Il restait donc deux autres préoccupations : garantir la sécurité de la reine et contenir la propagation de l’incendie. Sans surveillance, les flammes pourraient causer des blessures en dehors de l’enceinte du palais.
« Dépêchez-vous de rejoindre Sa Majesté, la reine ! » Plusieurs membres du corps astral couraient vers elle, essoufflés. « Nous allons nous occuper de… »
« Stop ! » Alice cria.
Une masse de feu avait explosé à côté d’eux, trop grande pour être vue dans toute son ampleur. Elle avait englouti les membres du corps astral. Les pouvoirs d’Alice s’étaient activés automatiquement dès qu’elle avait senti l’explosion. Tout ce qu’elle avait réussi à faire, c’est un mur fait d’une fine pellicule de glace, d’une épaisseur d’à peine un centimètre.
« Uh… Ack ! »
« Êtes-vous tous — !? »
Traversant le mur de glace, un vent avait soufflé sur le corps astral. Même leurs uniformes résistants à la chaleur n’avaient pas pu absorber l’impact. Alice n’avait pas agi assez vite pour les couvrir. Ses subordonnés s’étaient effondrés sur le sol, leur dos gravement brûlé.
« Lady Alice, vas-tu bien ? » demanda Rin.
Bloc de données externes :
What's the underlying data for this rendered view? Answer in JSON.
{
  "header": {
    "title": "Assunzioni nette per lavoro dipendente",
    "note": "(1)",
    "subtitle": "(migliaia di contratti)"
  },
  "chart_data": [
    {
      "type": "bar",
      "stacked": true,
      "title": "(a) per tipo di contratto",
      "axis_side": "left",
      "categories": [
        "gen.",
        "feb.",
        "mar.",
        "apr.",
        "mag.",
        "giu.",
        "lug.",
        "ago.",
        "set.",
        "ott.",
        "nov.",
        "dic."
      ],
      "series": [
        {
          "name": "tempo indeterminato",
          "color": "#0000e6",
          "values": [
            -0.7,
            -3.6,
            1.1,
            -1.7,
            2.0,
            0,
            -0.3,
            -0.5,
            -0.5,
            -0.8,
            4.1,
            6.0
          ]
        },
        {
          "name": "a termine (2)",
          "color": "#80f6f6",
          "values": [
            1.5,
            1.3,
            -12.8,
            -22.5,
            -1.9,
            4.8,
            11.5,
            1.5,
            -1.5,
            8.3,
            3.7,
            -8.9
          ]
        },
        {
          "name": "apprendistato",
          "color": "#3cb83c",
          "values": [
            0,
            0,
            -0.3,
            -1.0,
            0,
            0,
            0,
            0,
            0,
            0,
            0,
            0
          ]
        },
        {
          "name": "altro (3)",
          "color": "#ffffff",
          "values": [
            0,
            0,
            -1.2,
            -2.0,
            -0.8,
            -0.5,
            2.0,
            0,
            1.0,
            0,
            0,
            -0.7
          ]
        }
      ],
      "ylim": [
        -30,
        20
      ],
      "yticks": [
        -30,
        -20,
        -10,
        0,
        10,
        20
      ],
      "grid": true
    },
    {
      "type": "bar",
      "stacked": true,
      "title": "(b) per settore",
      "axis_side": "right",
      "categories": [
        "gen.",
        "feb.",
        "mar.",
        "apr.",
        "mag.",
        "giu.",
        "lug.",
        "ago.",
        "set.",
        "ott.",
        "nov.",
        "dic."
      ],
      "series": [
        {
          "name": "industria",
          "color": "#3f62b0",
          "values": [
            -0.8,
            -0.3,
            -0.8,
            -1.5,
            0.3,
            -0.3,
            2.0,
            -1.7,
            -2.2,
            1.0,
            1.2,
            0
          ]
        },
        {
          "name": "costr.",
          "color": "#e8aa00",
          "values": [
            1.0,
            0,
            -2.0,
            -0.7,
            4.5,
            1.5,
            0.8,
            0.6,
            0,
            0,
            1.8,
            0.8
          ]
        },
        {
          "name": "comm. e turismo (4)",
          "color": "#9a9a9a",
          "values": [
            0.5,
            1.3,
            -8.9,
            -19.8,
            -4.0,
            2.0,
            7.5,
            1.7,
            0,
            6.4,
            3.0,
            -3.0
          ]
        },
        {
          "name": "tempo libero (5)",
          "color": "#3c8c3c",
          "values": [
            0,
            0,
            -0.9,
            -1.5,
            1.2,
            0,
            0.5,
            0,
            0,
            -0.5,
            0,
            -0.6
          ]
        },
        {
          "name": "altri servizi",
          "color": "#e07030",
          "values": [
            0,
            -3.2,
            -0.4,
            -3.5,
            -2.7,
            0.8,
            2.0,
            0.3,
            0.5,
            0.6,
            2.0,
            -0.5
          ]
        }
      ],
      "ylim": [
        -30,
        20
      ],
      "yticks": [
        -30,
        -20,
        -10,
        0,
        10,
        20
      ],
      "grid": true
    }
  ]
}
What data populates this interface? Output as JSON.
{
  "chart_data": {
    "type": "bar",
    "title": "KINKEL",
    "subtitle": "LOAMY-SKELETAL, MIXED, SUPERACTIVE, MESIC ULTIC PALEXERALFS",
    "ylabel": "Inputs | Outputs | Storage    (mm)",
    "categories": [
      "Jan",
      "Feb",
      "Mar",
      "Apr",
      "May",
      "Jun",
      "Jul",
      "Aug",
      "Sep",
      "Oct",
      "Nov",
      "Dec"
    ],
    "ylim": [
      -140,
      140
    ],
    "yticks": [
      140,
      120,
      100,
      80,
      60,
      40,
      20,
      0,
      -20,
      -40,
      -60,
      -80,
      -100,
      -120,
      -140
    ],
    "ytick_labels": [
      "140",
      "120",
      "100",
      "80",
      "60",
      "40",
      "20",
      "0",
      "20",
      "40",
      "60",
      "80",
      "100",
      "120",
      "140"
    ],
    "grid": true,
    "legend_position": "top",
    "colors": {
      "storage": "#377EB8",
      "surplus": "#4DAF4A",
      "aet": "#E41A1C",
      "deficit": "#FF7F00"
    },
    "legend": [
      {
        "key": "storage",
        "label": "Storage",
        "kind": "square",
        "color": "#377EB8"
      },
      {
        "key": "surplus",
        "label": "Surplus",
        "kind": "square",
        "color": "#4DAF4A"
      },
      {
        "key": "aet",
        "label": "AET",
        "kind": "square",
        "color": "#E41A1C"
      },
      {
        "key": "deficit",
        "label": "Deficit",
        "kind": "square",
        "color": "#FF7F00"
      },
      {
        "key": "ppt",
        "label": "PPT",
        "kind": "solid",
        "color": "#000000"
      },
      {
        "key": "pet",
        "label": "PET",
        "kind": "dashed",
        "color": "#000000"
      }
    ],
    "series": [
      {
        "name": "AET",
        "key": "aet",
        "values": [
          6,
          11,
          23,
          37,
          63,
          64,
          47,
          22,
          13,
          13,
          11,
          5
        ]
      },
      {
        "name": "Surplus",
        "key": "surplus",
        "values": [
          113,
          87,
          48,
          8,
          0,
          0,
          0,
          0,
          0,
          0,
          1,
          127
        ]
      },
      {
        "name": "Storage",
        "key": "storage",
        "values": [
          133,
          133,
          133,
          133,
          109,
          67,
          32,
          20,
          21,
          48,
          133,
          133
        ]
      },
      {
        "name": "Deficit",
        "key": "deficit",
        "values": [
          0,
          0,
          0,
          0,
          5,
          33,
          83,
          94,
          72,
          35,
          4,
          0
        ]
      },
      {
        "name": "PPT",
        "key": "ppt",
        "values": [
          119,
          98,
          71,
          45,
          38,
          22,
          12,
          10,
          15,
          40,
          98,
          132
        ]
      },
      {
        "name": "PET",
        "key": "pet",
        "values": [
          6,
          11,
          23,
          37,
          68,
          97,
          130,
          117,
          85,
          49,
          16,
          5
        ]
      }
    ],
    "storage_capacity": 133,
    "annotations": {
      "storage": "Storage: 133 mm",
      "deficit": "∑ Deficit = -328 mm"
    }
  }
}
« Ne t’inquiète pas pour moi ! Inquiète-toi de ces quatre-là… On a besoin de médecins ! Où sont les médecins ? Par ici ! » cria Alice.
Elle connaissait cependant la vérité brutale. Les médecins ne viendraient jamais. Les membres du corps astral étaient effondrés sur tout le terrain du palais.
« Rin ! Crée un golem. Emmène ces quatre-là dans l’abri souterrain de la Maison des Lou. Les médecins devraient être en attente là-bas. Je vais attendre ici. »
« Qu… quoi !? Mais, Lady Alice —, » balbutia Rin.
Leur objectif était de se diriger vers le Palais de la Reine. Cela nécessitait de laisser les soldats au sol.
« Je pense clairement… J’essaie, du moins. » Alice serra les dents et secoua lentement la tête. « Ma mère a ses propres gardes. Le palais de la reine a des défenses parfaites, donc les pires victimes seront dans l’enceinte du palais. »
« … »
« Reviens dans un quart d’heure. Pendant ce temps, je vais travailler à éteindre les flammes. »
« Comme tu le souhaites. » Rin s’inclina. Le sol derrière elle se souleva, donnant vie à un gigantesque golem qui berça les soldats blessés. « J’ai l’intention de revenir dans exactement quinze minutes, mais je m’attends à ce qu’il y ait des soldats impériaux sur mon chemin. Si je suis en retard, même d’une minute, veille à te rendre au Palais de la Reine, Lady Alice. »
Rin et son golem coururent dans la nuit, des braises les suivirent.
Quinze minutes.
Ça devrait aller, s’était dit Alice en expirant.
… Tout ira bien. Je sais que c’est le bon choix.
… Même un Saint Disciple ne pourra pas entrer dans l’Espace de la Reine en si peu de temps.
Pas même Iska. Ni même Sans Nom. Alice savait que les Saints Disciples étaient des soldats d’élite à craindre, mais le palais était un labyrinthe vivant créé par les puissances astrales. Sans savoir comment la tour avait été construite, il était impossible d’atteindre l’Espace de la Reine.
« Astral Corps, écoutez bien ! » Alice avait forcé sa voix, essayant de parler par-dessus le brasier crépitant. « Je vais contenir le feu ici en utilisant mon pouvoir astral. Les choses vont devenir dangereuses. Repliez-vous derrière moi immédiatement ! »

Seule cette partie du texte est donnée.